Les réverbères : arts vivants

Insanité d’une humanité risible

En clôture du festival de la Bâtie, l’adaptation théâtro-circasienne du poème de Charles Baudelaire, Danse macabre, chorégraphiée par l’auréolé et haut perché Martin Zimmerman, a fait une escale périlleuse et nécessaire au Théâtre de Carouge pour provoquer la bien-pensance uniformisante des formes artistiques.

Il existe une iconographie médiévale illustrant l’allégorie de l’universalité de la mort. Elle nous rappelle que, toutes classes sociales confondues, nous avons tôt ou tard rendez-vous avec elle. Dès lors, on s’est mis à peindre – à Paris a été réalisée la première fresque – ou à mettre en musique la danse macabre de notre commune humanité, soulignant la vanité des distinctions sociales dont se moque bien la camarde.

À son tour, au milieu du XIXème, Baudelaire, obsédé par le thème, en fera un poème pour étoffer son bouquet des Fleurs du Mal.

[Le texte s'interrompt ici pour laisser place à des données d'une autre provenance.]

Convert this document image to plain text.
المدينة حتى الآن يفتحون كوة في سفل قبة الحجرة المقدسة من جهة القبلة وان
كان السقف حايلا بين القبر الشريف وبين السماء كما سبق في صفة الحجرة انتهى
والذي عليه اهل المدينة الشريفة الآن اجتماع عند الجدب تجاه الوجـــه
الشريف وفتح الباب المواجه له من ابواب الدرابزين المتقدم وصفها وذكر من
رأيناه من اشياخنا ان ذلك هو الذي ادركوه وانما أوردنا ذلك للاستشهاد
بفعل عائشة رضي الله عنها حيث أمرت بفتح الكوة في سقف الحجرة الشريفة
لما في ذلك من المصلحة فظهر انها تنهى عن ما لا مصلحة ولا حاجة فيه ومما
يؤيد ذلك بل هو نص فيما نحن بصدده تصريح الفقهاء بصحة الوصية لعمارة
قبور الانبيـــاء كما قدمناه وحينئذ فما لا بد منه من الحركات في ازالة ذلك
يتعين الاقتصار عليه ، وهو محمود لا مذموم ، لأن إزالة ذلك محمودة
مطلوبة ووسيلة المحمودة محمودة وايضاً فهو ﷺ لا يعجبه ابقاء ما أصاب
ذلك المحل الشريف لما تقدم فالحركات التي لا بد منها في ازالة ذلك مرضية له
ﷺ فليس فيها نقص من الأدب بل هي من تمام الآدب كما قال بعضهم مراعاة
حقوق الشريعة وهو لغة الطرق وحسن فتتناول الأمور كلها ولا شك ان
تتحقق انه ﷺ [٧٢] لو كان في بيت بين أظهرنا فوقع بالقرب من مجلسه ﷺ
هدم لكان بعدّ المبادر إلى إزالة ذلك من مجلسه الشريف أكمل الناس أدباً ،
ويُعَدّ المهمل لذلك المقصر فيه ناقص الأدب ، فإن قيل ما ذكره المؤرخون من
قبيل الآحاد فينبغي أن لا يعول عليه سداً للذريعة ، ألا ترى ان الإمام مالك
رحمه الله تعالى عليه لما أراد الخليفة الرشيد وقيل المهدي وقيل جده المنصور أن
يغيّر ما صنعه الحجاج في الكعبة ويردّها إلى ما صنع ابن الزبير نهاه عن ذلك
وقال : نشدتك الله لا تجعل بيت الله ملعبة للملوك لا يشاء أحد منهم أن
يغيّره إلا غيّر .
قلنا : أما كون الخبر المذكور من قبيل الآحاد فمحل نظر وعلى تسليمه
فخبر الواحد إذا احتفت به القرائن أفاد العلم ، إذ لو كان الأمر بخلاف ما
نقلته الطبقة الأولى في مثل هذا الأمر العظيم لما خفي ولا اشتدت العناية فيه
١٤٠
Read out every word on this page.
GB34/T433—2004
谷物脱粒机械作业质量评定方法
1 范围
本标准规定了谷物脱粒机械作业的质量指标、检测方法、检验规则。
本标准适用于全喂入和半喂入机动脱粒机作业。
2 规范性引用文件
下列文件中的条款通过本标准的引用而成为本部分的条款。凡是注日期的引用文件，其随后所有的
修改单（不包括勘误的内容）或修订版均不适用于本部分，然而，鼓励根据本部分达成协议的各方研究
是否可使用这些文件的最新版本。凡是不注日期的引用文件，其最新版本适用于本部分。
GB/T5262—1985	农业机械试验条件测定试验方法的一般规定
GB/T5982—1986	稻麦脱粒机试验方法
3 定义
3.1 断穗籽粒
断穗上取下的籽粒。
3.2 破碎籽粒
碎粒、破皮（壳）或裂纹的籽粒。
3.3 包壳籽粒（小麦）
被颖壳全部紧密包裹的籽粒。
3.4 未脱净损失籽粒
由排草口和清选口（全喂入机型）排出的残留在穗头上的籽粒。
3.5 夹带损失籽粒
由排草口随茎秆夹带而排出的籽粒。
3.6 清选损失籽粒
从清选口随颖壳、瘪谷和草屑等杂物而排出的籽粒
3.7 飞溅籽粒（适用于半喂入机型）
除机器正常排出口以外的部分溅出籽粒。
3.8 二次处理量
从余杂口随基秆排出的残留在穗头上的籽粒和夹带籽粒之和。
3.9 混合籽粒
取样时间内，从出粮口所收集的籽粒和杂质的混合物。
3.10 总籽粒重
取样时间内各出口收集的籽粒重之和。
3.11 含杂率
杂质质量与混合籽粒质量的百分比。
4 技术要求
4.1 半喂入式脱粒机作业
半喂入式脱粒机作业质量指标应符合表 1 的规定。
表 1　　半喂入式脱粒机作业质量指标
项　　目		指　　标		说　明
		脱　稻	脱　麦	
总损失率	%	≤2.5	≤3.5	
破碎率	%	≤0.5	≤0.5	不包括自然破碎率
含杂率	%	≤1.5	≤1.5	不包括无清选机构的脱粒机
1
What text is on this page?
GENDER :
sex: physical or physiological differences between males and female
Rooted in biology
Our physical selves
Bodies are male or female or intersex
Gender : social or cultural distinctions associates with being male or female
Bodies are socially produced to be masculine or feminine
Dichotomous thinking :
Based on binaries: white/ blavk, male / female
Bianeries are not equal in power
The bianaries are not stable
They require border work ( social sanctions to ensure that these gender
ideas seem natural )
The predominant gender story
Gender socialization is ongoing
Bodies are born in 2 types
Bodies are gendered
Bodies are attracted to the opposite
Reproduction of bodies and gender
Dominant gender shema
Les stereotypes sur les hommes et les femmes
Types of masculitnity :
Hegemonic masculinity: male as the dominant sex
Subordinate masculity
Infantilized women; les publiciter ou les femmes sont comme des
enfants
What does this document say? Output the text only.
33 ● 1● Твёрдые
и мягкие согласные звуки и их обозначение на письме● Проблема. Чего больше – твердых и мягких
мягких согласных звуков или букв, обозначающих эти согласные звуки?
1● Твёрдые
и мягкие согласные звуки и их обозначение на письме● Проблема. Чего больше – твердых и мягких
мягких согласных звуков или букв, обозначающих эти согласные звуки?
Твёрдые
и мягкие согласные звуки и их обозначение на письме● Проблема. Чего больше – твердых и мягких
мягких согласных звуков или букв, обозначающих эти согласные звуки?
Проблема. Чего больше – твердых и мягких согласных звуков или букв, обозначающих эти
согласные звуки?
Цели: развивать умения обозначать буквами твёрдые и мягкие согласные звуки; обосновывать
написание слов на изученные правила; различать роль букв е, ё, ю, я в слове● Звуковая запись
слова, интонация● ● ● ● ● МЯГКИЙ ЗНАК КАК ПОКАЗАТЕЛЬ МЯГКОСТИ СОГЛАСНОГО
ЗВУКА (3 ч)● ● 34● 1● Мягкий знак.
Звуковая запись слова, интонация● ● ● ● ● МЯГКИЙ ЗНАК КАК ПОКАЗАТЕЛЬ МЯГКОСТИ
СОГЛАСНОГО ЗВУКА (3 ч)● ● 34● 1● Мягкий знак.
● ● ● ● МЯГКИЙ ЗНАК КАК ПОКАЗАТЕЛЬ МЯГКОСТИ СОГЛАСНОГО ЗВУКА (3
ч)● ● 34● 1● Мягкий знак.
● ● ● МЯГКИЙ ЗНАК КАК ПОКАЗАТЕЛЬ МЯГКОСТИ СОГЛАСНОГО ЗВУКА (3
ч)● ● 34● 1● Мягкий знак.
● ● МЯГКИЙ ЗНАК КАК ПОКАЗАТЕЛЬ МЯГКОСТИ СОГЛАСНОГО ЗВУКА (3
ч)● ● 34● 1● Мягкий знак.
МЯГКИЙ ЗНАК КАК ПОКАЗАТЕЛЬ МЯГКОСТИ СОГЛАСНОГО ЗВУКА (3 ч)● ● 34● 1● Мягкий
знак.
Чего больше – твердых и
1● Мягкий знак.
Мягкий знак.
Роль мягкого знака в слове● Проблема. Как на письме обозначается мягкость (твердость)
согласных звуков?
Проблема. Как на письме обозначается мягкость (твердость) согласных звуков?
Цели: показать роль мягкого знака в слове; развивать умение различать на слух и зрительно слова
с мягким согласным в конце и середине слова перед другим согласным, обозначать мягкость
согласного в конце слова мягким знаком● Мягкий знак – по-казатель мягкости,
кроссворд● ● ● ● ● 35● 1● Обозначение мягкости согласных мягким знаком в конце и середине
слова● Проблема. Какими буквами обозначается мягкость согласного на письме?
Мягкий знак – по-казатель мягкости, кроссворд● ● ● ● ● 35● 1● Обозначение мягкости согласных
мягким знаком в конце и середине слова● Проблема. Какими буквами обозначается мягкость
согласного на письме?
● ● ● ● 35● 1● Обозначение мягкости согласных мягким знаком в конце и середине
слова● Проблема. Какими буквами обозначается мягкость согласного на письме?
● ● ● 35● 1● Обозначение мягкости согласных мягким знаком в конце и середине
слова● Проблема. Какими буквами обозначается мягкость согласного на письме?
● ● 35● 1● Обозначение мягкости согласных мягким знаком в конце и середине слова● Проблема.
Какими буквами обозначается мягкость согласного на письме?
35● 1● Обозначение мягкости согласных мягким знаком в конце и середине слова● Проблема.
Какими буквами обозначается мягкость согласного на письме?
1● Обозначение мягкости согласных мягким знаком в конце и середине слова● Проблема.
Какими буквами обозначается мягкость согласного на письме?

Et aujourd’hui, le radical Martin Zimmerman s’en inspire pour signer un objet artistique pluridisciplinaire foisonnant et déroutant.

Sur scène, nous sommes donc au grand bal de la vie dans lequel s’invite à chaque instant la mort.

En tout climat, sous tout soleil, la Mort t’admire
En tes contorsions, risible Humanité,
Et souvent, comme toi, se parfumant de myrrhe,
Mêle son ironie à ton insanité ! [1]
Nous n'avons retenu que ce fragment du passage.